I yelled at the television in my living room, but it didn’t do any good. Alas, none of the three Jeopardy! contestants could hear me and nary a one even ventured to make a guess.
What’s wrong with people these days? Host Ken Jennings was surprised no one knew the answer.
I was terribly offended. All three of them should have had to forfeit and leave the Alex Trebek Stage wearing dunce hats.
The lovely Debbie Gibson was probably my first teenage crush as I maneuvered through that awkward stage from junior high to high school and from boyhood to manhood.
The music and lyrics she wrote, produced and performed are probably best described as bubble gum pop rock, but they were number one hits back in the day.
They are still catchy. Which brings me to my next point: did you understand a single, solitary thing Kendrick Lamar sang at the Super Bowl half time show? No? Me, either.
Who makes decisions about who gets selected for these performances.

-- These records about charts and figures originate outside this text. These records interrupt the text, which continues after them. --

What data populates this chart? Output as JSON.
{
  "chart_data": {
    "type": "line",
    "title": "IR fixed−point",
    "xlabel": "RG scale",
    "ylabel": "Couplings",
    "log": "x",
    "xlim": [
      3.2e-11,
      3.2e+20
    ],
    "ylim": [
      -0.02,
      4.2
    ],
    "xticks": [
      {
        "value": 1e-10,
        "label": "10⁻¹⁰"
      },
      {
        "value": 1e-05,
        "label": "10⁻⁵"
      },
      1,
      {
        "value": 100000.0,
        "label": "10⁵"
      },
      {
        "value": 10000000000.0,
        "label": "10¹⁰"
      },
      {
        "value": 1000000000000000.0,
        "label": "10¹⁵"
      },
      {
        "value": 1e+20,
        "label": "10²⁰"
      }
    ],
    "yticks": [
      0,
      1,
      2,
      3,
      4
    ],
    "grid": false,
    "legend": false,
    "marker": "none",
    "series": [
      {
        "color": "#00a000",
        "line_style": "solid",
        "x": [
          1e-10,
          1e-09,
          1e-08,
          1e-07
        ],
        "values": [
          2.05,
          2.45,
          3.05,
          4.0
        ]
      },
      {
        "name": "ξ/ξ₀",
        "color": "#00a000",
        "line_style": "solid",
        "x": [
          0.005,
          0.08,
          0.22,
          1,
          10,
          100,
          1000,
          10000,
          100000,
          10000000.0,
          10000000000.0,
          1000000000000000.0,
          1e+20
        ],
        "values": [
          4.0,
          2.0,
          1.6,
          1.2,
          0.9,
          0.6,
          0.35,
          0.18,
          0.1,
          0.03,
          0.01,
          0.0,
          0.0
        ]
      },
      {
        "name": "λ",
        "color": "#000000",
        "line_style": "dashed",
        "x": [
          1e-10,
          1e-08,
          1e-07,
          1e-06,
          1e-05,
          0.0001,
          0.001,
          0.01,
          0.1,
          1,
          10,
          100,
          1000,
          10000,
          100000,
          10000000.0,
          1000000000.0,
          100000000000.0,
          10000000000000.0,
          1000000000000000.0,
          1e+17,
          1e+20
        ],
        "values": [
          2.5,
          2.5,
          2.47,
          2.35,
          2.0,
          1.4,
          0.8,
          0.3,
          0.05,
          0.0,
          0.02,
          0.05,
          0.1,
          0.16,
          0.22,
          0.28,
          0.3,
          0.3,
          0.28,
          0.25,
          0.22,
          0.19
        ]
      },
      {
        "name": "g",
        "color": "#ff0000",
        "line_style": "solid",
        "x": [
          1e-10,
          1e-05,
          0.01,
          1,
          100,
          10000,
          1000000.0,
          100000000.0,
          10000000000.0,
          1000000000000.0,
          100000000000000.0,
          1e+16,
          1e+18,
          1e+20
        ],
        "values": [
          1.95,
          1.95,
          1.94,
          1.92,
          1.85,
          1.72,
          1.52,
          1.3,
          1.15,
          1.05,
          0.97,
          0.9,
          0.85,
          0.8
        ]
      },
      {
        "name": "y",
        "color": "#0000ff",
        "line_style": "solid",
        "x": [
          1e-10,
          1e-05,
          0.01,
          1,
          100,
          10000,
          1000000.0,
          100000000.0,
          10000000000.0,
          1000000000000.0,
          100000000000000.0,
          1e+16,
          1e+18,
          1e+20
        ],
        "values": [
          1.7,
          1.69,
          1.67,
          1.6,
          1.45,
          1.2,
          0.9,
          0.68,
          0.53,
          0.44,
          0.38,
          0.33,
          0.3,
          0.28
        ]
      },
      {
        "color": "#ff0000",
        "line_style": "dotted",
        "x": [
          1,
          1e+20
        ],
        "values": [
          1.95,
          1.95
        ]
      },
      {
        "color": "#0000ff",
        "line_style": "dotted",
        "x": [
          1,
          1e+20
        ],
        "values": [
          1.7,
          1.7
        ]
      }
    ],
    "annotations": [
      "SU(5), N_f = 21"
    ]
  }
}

If we are going to do classic pop rock, why not just ask Debbie Gibson?
Or, there are many other suitable choices. In addition to Celine Dion from the so-called 51st state of Canada and to the lovely Sara Evans, who now lives in Alabama, which has shoreline on the Gulf of Mexico or Gulf of America or whatever it is now. Since there are no rules and order has gone out the window, I am going to start calling it the Gulf of Jason. Who says I can’t? Anyway, that trio of crushes remain just that, and here I am with Valentines Day coming up day after tomorrow and I don't have one again this year.
Of course, as it has been correctly and wisely pointed out, I didn't have a groundhog on Groundhog Day and I survived that without any problem.
I think I might have saw my shadow, which means six more weeks of something, tariffs, budget cuts, chicken gizzards—I can't remember.
From Jeopardy!, I flipped over to Nickelodeon to watch Jennifer Anniston, who portrayed Rachel Green on Friends. She was another crush, though I was just passed my teenage years when the sitcom debuted.
As sleep snuck up on me, I dragged myself to bed to hook up my Darth Vader machine in a futile attempt to combat my 16 year battle with sleep apnea.
“Self,” I said to myself. “If you would stop watching so much television and stop staying at the newspaper office so long and get out and actually hunt a Valentine, you might actually find one.”
Hooking up the contraption, I noticed a long-ago Valentine card my nephew gave me when he was about three.
It is Princess Jasmine from Aladdin. Benjamin was a little fellow then, but he told me he picked her out especially for me.
It is still hanging in my bedroom. Maybe I do have all these Valentines, even if they are “only in my dreams.”